There was a jumble of men’s voices, one calling:“Hold the ones we’ve got!” Another singing out:“No! I swear I’ll have the creamies.”
Then they were in the trees and pounding over rocks, one man and his dog still with them. Bel Bel raced into the lead and Thowra suddenly knew why. There was quite a drop ahead of them, over some rocks. He and Storm had played there often and knew just where to jump. All at once he felt strong enough to go at the faster pace that his mother was setting.
Bel Bel leapt over the edge, jumping on to a little rocky shelf, sliding down from it on her haunches, jumping again, and he was following, legs trembling so much that he could barely stand up when he landed.
Standing at the foot of the little cliff, legs apart, shaking, shaking, he looked up. Mirri and Storm were nearly safely down, but the man had reined in on the top and was left behind.
“Come on,” said Bel Bel, and the four brumbies vanished into the trees.
Chapter Five MAN, THE INVADER
THAT NIGHT THE weather changed suddenly.
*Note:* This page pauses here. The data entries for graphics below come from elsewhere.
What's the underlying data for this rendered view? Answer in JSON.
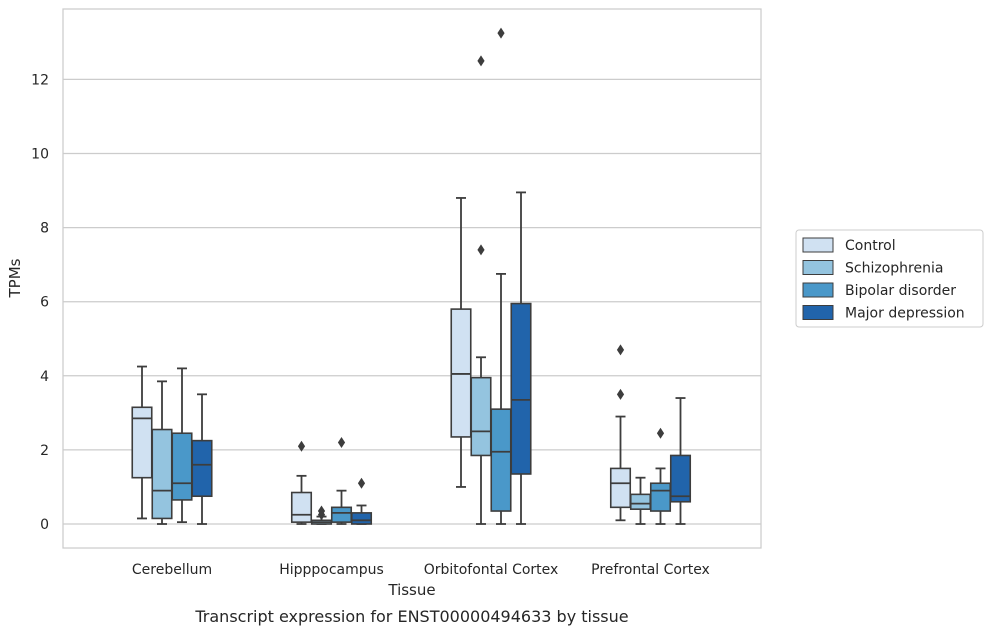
{
  "chart_data": {
    "type": "box",
    "xlabel": "Tissue",
    "ylabel": "TPMs",
    "caption": "Transcript expression for ENST00000494633 by tissue",
    "ylim": [
      -0.65,
      13.9
    ],
    "yticks": [
      0,
      2,
      4,
      6,
      8,
      10,
      12
    ],
    "grid": "horizontal",
    "legend_placement": "right",
    "categories": [
      "Cerebellum",
      "Hipppocampus",
      "Orbitofontal Cortex",
      "Prefrontal Cortex"
    ],
    "series": [
      {
        "name": "Control",
        "color": "#d0e1f2",
        "boxes": [
          {
            "whislo": 0.15,
            "q1": 1.25,
            "med": 2.85,
            "q3": 3.15,
            "whishi": 4.25,
            "fliers": []
          },
          {
            "whislo": 0.0,
            "q1": 0.05,
            "med": 0.25,
            "q3": 0.85,
            "whishi": 1.3,
            "fliers": [
              2.1
            ]
          },
          {
            "whislo": 1.0,
            "q1": 2.35,
            "med": 4.05,
            "q3": 5.8,
            "whishi": 8.8,
            "fliers": []
          },
          {
            "whislo": 0.1,
            "q1": 0.45,
            "med": 1.1,
            "q3": 1.5,
            "whishi": 2.9,
            "fliers": [
              3.5,
              4.7
            ]
          }
        ]
      },
      {
        "name": "Schizophrenia",
        "color": "#94c4df",
        "boxes": [
          {
            "whislo": 0.0,
            "q1": 0.15,
            "med": 0.9,
            "q3": 2.55,
            "whishi": 3.85,
            "fliers": []
          },
          {
            "whislo": 0.0,
            "q1": 0.0,
            "med": 0.05,
            "q3": 0.1,
            "whishi": 0.2,
            "fliers": [
              0.25,
              0.35
            ]
          },
          {
            "whislo": 0.0,
            "q1": 1.85,
            "med": 2.5,
            "q3": 3.95,
            "whishi": 4.5,
            "fliers": [
              7.4,
              12.5
            ]
          },
          {
            "whislo": 0.0,
            "q1": 0.4,
            "med": 0.55,
            "q3": 0.8,
            "whishi": 1.25,
            "fliers": []
          }
        ]
      },
      {
        "name": "Bipolar disorder",
        "color": "#4a98c9",
        "boxes": [
          {
            "whislo": 0.05,
            "q1": 0.65,
            "med": 1.1,
            "q3": 2.45,
            "whishi": 4.2,
            "fliers": []
          },
          {
            "whislo": 0.0,
            "q1": 0.05,
            "med": 0.3,
            "q3": 0.45,
            "whishi": 0.9,
            "fliers": [
              2.2
            ]
          },
          {
            "whislo": 0.0,
            "q1": 0.35,
            "med": 1.95,
            "q3": 3.1,
            "whishi": 6.75,
            "fliers": [
              13.25
            ]
          },
          {
            "whislo": 0.0,
            "q1": 0.35,
            "med": 0.9,
            "q3": 1.1,
            "whishi": 1.5,
            "fliers": [
              2.45
            ]
          }
        ]
      },
      {
        "name": "Major depression",
        "color": "#2164ab",
        "boxes": [
          {
            "whislo": 0.0,
            "q1": 0.75,
            "med": 1.6,
            "q3": 2.25,
            "whishi": 3.5,
            "fliers": []
          },
          {
            "whislo": 0.0,
            "q1": 0.0,
            "med": 0.1,
            "q3": 0.3,
            "whishi": 0.5,
            "fliers": [
              1.1
            ]
          },
          {
            "whislo": 0.0,
            "q1": 1.35,
            "med": 3.35,
            "q3": 5.95,
            "whishi": 8.95,
            "fliers": []
          },
          {
            "whislo": 0.0,
            "q1": 0.6,
            "med": 0.75,
            "q3": 1.85,
            "whishi": 3.4,
            "fliers": []
          }
        ]
      }
    ]
  }
}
Stars faded under cloud, a whining wind crept around the rock tors and down the grassy lanes between the snowgums. Far up on the range, the dingoes howled.
Where Mirri and Bel Bel and their two foals lay, there was no other sound except the whining wind and the dingoes, but nearer the top of the range there were rustlings and stealthy movements. Kangaroos that had been driven from their usual haunts were carefully looking around and starting home again. Birds were disturbed and anxious, unable to settle for the night. Brumbies who had escaped the hunt or broken out of the yard, footsore and exhausted, moved fearfully into the back country.
A large camp fire blazed in the grassy valley and nearly a dozen men slept around it. In the rough yard they had built, there were about fifteen brumbies. There would have been more, but a great heavy colt, in trying to jump out, had smashed one corner of the yard, and quite a few, including Brownie and Arrow, had escaped. Yarraman and others of the herd had never been in the original round-up.